This episode of The Redacted Report takes a hard, clear-eyed look at the Golden State Killer case, not by retelling the headlines everyone already knows, but by sitting in the uncomfortable spaces where the story actually lives.
We follow the arc from Joseph James DeAngelo’s earliest known crimes in 1974 through his arrest in 2018 and sentencing in 2020, with one chilling fact threaded through every phase: while California was being terrorized, DeAngelo was also an active-duty police officer. He wasn’t just hiding from law enforcement—he was learning how it worked from the inside, and that advantage shaped the way he hunted, the way he covered his tracks, and the way he stayed untouchable for more than forty years.The episode opens by naming that truth right out loud, because it changes everything.
The person stalking neighborhoods, breaking into homes, and destroying lives wasn’t a shadowy outsider. He wore a badge, carried a gun, and walked into work like any other sworn officer. From there, the story steps back to his early life—childhood trauma, military service in Vietnam, criminal justice studies at CSU Sacramento, and a marriage that, on the surface, made him look like a normal young man building a future. But behind that veneer, something darker was already forming.

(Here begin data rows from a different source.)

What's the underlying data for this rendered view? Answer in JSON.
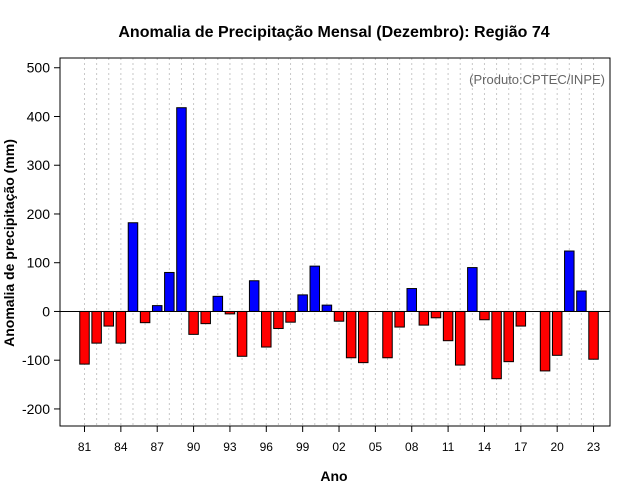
{
  "chart_data": {
    "type": "bar",
    "title": "Anomalia de Precipitação Mensal (Dezembro): Região 74",
    "xlabel": "Ano",
    "ylabel": "Anomalia de precipitação (mm)",
    "annotation": "(Produto:CPTEC/INPE)",
    "ylim": [
      -235,
      520
    ],
    "yticks": [
      -200,
      -100,
      0,
      100,
      200,
      300,
      400,
      500
    ],
    "xtick_labels": [
      "81",
      "84",
      "87",
      "90",
      "93",
      "96",
      "99",
      "02",
      "05",
      "08",
      "11",
      "14",
      "17",
      "20",
      "23"
    ],
    "categories": [
      "1981",
      "1982",
      "1983",
      "1984",
      "1985",
      "1986",
      "1987",
      "1988",
      "1989",
      "1990",
      "1991",
      "1992",
      "1993",
      "1994",
      "1995",
      "1996",
      "1997",
      "1998",
      "1999",
      "2000",
      "2001",
      "2002",
      "2003",
      "2004",
      "2005",
      "2006",
      "2007",
      "2008",
      "2009",
      "2010",
      "2011",
      "2012",
      "2013",
      "2014",
      "2015",
      "2016",
      "2017",
      "2018",
      "2019",
      "2020",
      "2021",
      "2022",
      "2023"
    ],
    "values": [
      -108,
      -65,
      -30,
      -65,
      182,
      -23,
      12,
      80,
      418,
      -47,
      -25,
      31,
      -5,
      -92,
      63,
      -73,
      -35,
      -22,
      34,
      93,
      13,
      -20,
      -95,
      -105,
      0,
      -95,
      -32,
      47,
      -28,
      -13,
      -60,
      -110,
      90,
      -17,
      -138,
      -103,
      -30,
      0,
      -122,
      -90,
      124,
      42,
      -98
    ],
    "colors": {
      "positive": "#0000ff",
      "negative": "#ff0000",
      "grid": "#c8c8c8",
      "frame": "#000000",
      "zero": "#000000"
    }
  }
}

We then move into the Visalia Ransacker years from 1974 to 1975, when DeAngelo committed more than a hundred burglaries and his first confirmed murder, all while serving as a police officer in Exeter. It’s the first clear look at his patterns, his boldness, and the early moments when a different kind of attention might have stopped what was coming next. Instead, the case splinters, and the window closes. By 1976, just months after being hired by the Auburn Police Department, DeAngelo begins the East Area Rapist spree.
Over the next several years, the Sacramento region is hit with at least fifty sexual assaults, each one escalating the fear and the stakes. The episode walks through how close investigators came—especially Detective Richard Shelby, who at one point was within arm’s reach of the suspect. And yet, even with the net tightening, DeAngelo keeps slipping through, aided by his knowledge of police tactics and the blind spots that come with assuming the predator is always “someone else. One of the most haunting turns comes in 1979, when DeAngelo is fired from Auburn PD for shoplifting dog repellent and a hammer.

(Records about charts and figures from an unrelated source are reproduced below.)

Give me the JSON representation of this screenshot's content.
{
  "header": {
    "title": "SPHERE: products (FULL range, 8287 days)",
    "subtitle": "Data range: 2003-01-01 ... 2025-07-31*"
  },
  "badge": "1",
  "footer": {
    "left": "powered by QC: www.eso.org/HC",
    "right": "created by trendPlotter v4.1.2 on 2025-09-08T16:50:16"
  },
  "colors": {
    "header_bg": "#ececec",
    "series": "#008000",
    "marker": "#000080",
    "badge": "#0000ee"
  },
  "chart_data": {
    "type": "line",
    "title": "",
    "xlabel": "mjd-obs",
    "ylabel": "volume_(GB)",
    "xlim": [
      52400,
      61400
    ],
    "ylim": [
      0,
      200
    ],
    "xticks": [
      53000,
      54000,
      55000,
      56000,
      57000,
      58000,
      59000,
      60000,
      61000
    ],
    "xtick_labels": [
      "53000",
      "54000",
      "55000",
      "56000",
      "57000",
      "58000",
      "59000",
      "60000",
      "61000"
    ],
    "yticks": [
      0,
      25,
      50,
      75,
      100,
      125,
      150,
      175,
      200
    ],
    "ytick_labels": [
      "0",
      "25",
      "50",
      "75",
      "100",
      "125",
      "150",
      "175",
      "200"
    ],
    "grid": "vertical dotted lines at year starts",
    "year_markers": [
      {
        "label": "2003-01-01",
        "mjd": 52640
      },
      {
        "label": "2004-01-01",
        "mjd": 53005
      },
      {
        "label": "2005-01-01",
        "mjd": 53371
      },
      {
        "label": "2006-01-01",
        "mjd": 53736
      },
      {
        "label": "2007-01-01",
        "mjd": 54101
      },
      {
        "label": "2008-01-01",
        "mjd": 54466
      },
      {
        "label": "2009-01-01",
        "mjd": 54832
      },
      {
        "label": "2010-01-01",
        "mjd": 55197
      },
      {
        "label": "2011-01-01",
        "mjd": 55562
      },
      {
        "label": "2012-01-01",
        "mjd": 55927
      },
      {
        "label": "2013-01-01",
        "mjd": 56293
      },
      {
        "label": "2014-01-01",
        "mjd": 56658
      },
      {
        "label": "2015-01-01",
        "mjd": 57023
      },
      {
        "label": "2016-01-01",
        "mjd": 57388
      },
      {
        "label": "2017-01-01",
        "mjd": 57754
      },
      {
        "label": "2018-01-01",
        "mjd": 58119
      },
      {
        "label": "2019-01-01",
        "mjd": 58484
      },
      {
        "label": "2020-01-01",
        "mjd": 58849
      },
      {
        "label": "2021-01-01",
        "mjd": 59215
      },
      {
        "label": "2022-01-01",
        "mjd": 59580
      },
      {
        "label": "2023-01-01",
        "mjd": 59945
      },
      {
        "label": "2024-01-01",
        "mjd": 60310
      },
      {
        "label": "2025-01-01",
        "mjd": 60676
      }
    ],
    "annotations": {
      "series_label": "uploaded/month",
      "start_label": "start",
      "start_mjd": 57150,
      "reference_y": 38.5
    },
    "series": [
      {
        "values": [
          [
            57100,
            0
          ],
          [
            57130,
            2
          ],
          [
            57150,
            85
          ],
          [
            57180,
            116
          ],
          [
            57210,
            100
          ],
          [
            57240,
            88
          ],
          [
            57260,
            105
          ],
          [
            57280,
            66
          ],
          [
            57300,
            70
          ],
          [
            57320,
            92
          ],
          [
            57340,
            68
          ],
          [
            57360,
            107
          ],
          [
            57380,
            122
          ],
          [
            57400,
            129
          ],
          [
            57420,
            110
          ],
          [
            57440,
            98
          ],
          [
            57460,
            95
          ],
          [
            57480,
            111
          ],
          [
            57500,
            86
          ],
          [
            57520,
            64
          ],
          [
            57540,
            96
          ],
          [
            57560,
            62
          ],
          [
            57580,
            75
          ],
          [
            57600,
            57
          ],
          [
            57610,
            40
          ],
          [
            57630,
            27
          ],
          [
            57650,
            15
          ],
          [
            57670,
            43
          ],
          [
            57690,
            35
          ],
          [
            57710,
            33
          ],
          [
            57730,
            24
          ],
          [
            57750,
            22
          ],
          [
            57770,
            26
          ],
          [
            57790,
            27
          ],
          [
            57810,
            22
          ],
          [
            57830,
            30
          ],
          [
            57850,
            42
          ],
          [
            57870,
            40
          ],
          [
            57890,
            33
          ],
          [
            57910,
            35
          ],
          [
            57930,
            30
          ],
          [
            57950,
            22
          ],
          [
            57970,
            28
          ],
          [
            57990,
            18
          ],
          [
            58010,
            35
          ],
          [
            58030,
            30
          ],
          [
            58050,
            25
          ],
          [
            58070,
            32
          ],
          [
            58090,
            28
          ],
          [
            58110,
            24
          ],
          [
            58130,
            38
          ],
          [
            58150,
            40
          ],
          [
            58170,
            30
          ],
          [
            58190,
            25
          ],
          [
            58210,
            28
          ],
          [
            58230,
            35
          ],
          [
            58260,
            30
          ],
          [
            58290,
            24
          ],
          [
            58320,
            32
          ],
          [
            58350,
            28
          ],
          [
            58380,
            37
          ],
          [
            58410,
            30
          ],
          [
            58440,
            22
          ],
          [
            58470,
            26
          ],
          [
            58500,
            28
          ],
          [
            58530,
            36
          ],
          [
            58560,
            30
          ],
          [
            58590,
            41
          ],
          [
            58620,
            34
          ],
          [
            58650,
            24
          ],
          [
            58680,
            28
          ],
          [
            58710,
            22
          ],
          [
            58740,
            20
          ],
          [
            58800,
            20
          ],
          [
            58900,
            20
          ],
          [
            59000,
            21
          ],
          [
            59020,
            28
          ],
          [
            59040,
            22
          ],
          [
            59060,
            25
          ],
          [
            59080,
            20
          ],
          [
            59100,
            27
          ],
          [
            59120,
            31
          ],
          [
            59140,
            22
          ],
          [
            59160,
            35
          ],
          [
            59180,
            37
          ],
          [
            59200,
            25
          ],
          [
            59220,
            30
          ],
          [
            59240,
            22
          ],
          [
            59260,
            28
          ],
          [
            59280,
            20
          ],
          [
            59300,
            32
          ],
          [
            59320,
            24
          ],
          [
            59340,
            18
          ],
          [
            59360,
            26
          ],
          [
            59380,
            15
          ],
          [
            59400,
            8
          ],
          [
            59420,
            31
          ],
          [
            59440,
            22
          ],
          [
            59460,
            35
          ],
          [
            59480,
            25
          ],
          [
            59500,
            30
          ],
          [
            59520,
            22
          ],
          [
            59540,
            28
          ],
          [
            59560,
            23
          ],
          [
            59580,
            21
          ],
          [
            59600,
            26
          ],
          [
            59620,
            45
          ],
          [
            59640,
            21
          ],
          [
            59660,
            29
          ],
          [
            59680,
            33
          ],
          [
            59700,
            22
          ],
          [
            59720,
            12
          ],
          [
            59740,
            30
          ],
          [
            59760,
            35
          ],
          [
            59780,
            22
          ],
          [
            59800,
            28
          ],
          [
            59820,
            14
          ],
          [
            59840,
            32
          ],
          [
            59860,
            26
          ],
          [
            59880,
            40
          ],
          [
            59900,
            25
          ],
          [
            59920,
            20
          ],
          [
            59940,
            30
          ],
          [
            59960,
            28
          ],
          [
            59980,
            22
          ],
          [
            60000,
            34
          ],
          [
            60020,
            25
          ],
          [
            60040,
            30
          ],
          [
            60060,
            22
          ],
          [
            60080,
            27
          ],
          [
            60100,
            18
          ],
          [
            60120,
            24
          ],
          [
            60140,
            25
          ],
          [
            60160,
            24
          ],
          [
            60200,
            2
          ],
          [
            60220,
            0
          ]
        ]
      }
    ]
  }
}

On paper, it’s petty theft. In reality, those items match the East Area Rapist’s known methods so cleanly they should’ve set off alarms across the department. But they didn’t. The moment passed as a minor embarrassment instead of the massive red flag it was, and DeAngelo simply moved on to the next phase. That next phase takes us south into the Original Night Stalker murders, stretching from 1979 to 1986. Here, the offender escalates from rape to routine homicide, killing victims while maintaining the same signatures and controlling routines seen in Northern California.
The tragedy isn’t only the violence itself, but the fact that law enforcement agencies failed to connect these crimes to the earlier Sacramento attacks, even though the methodologies lined up like fingerprints. The episode doesn’t just describe that failure—it lingers on what it cost.The narrative then shifts to the years when the case begins to reawaken in the public eye, largely through the relentless work of Michelle McNamara. She coins the name “Golden State Killer,” brings the scattered crimes under a single identity, and spends years pushing the case back into the spotlight.
Her death in 2016 adds a painful gravity to that chapter, but her book, I’ll Be Gone in the Dark, leaves behind a surge of attention and pressure that helps fuel renewed investigative energy. Finally, the episode breaks down the genetic genealogy breakthrough that ended DeAngelo’s run. Investigators upload crime-scene DNA to GEDmatch, locate distant relatives, and then do the slow, painstaking genealogical work to narrow the search.
When DeAngelo becomes the focus, a covert DNA collection from a Hobby Lobby parking lot confirms it. In April 2018, he’s arrested—an ending that feels impossible until it’s suddenly real.
We close with his guilty plea, the survivor testimonies that reclaim the final word from the man who tried to steal it, and a sober look at what this case forces us to confront. It exposes the dangers of law enforcement culture closing ranks, the catastrophic consequences of fractured communication between agencies, and the complicated future we’re stepping into with genetic genealogy—where justice and privacy are now forever tangled together.